Bamboos to help boost PH climate change mitigation

The Department of Environment and Natural Resources (DENR) now promotes bamboo-planting as a strategy to help mitigate climate change.

Bamboo is a grass specie. It thrives well in the in the country like it does in China and Vietnam and other Southeast Asian countries. Studies show a hectare of bamboo forest can absorb more than five tons of carbon dioxide (CO2) annually. CO2 is a  major greenhouse gas (GHGs) that drives  climate change.

At a recent virtual summit on re-imagining, developing and sustaining mining communities with bamboo, DENR Secretary Roy Cimatu said it is “not just economics that makes bamboo attractive for reforestation; bamboo is also ideal for climate change mitigation.” 

Studies show bamboo can sequester more than 5.0 tons of CO2 per hectare annually, he noted. “That’s quite a big reduction in our CO2 emissions.”

Fossil fuel-based power generation and locomotives are among the sources of CO2 emissions which, together with other GHGs accumulate in the atmosphere and trap heat, causing global  temperature to rise and generate changing climate.

The Philippines accounts for less than 1.0 percent of global GHG emissions but is among the countries most at risk and vulnerable to climate change’s impacts. Despite its not being a  major GHG emitter, it still aims to achieve a mitigation target of 75 percent GHG emission reduction and avoidance by 2030.

Experts said climate change impacts are increasing the onslaught of extreme weather events as well as sea level and temperature rise.

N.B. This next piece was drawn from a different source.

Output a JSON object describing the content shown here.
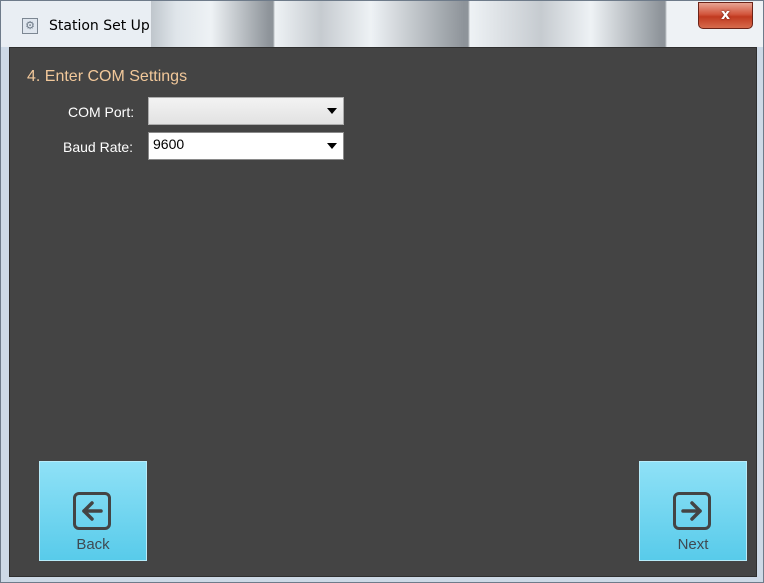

According to DENR’s Ecosystems Research and Development Bureau (ERDB), the Bamboo Plantation Development Project of the expanded National Greening Program (NGP) aims to use bamboo in rehabilitating some one million hectares of denuded uplands in the country’s critical watersheds from 2017 to 2022.

The rehabilitation initiative targets not just climate change mitigation, but also help alleviate poverty while promoting food security, environmental stability, biodiversity conservation.

“The areas to be developed and rehabilitated include critical watersheds, marginal areas, creek lines, riverbanks and areas prone to erosion in order to improve and enhance the natural defenses and resilience of those areas and its adjacent sites against the impacts of climate change,” ERDB said.

Launched in 2011, NGP is the government’s most ambitious reforestation bid. It aims to rehabilitate denuded and degraded land nationwide using billions of various seedlings.

NGP’s original run ended in 2016 but EO 193 series of 2015 extended its implementation to 2028 to cover all remaining unproductive, denuded and degraded forestland in the country, including river banks in Cagayan, Bicol and Marikina.

Cimatu said planting bamboos will help prevent river banks from eroding. The government is rehabilitating Cagayan, Bicol and Marikina rivers to help improve water flow and carrying capacity there, he added.